Watching my girls actually worship was one of the most beautiful things I’ve ever seen. Almost every Sunday, I am not sitting with my family during the worship service- I am at the piano leading worship. I think because it’s “Mommy” leading the singing at church, my girls are more hesitant to join in. But not in that stadium! It overwhelmed me to see that they knew every word to these songs and to see that they really do love to sing!
And then yesterday, as we listened to the sermon- my daughter motioned for me to hand her my phone. I shook my head no, and then she batted her long lashed puppy-dog eyes at me.
I reluctantly handed it over, and I watched as she moved her thumbs at lightning speed.

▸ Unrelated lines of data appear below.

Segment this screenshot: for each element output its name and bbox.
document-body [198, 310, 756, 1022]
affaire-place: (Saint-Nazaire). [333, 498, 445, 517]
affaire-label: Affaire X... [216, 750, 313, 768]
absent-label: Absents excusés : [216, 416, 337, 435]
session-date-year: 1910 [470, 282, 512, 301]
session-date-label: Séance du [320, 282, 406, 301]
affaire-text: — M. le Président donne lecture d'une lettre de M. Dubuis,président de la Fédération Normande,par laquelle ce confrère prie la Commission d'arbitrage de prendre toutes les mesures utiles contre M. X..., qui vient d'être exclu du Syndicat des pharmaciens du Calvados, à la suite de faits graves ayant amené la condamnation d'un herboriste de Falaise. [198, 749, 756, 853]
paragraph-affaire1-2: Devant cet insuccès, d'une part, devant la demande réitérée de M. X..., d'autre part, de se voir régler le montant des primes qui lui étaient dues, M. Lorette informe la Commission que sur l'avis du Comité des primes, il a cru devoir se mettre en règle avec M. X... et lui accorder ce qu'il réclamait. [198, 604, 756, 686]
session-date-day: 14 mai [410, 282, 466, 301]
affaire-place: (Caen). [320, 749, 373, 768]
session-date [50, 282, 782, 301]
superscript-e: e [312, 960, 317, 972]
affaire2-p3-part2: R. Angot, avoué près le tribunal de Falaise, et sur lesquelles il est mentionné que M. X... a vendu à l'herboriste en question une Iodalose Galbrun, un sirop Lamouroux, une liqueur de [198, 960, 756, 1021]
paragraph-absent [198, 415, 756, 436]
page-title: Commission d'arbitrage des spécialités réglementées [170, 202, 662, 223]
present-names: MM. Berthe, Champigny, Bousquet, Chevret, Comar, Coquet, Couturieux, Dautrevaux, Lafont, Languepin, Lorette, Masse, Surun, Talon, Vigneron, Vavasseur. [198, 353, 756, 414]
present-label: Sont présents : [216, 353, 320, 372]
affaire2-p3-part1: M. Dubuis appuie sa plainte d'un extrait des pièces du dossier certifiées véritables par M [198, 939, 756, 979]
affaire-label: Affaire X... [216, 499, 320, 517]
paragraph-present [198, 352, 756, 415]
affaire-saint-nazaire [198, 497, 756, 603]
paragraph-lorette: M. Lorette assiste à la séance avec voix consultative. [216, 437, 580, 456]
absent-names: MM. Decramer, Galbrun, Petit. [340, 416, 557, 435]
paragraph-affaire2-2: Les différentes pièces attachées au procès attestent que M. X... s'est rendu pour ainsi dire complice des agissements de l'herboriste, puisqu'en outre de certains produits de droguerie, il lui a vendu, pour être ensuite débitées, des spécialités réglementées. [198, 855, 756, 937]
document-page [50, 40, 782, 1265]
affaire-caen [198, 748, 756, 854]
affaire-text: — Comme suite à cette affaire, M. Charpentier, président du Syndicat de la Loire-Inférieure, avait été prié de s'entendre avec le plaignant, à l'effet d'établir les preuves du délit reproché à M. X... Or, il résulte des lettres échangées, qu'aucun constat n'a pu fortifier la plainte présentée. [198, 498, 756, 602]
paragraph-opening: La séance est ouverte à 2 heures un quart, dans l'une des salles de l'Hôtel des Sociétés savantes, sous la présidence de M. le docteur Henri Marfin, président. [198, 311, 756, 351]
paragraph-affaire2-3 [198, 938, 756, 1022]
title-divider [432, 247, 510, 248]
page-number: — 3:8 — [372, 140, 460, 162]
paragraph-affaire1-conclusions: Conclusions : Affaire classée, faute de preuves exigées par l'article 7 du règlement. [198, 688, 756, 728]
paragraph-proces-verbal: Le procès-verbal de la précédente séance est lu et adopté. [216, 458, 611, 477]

I didn’t have a clue what she was doing until she handed me my phone back 30 seconds later.
This was the screen saver that she put on it-
My heart was overwhelmed.
God continues to nudge me to plant seeds- even when my girls don’t seem to be listening.
Even when they act like I embarrass them.
Even when what I say isn’t what they want to hear.
That little screen saver was His way of reassuring me-
they’re listening.
It is the same with my word. I send it out, and it always produces fruit. It will accomplish all I want it to, and it will prosper everywhere I send it.